The rescue effort took days to progress as water blocked access to the underground area where the surviving miner was believed to be. The survivor was located on Tuesday by divers, but rescue teams were not able to reach him through the flooded sections until about 21 hours later, officials said.
Late in the process, the timing of when rescuers could extract the remaining survivor depended on water removal. Earlier, President Claudia Sheinbaum said rescue teams were waiting for the water to be pumped out to complete the extraction, according to the account of the rescue operation provided by authorities.
After the survivor was finally pulled from the mine Wednesday, officials said his condition was stabilized. They added that he was sent to a hospital in Mazatlán by Mexican Air Force helicopter, where he was expected to be treated by specialists.

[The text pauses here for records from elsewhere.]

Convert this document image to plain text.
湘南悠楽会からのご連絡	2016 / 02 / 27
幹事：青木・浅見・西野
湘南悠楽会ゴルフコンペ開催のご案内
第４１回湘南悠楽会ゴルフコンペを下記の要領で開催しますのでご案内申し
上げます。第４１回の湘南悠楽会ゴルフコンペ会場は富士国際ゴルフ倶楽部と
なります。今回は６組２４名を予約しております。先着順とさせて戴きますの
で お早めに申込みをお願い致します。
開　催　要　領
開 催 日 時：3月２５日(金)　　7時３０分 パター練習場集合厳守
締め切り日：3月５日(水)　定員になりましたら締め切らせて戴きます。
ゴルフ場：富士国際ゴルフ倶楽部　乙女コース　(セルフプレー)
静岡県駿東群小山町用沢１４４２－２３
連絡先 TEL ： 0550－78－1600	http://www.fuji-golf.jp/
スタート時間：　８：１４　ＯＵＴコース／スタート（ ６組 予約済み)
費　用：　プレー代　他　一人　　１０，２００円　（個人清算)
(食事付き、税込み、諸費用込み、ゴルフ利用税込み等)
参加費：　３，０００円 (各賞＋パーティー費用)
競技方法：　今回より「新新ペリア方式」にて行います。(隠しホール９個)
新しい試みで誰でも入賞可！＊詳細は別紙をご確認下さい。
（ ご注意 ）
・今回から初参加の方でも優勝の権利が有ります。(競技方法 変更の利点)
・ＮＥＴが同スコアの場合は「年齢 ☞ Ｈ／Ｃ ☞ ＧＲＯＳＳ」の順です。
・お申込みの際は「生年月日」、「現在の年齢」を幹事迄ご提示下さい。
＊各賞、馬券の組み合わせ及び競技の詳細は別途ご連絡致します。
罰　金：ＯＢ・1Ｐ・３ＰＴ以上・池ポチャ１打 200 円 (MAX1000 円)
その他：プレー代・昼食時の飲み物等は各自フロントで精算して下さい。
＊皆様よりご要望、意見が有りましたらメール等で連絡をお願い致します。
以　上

Sheinbaum also said hours earlier that the operation had produced additional grim updates beyond the survivor’s location. She confirmed that another miner had been found dead and that one more miner remained missing following the March 25 collapse and flooding.
The El Rosario incident comes amid a history of deadly mining accidents in Mexico. In August 2022, 10 miners died when the El Pinabete coal mine in Coahuila flooded, a disaster that sparked controversy over how many workers labored without essential safety protections or official supervision, and authorities later were unable to recover miners’ bodies. Mexico’s deadliest mining accident also occurred in Coahuila in February 2006, when an explosion at the Pasta de Conchos mine killed 65 workers.
The Wednesday rescue of Zapata Nájera adds another chapter to a long-running pattern in which mining disasters in Mexico are often followed by prolonged, difficult efforts to access trapped workers when flooding and mine instability prevent rapid extraction.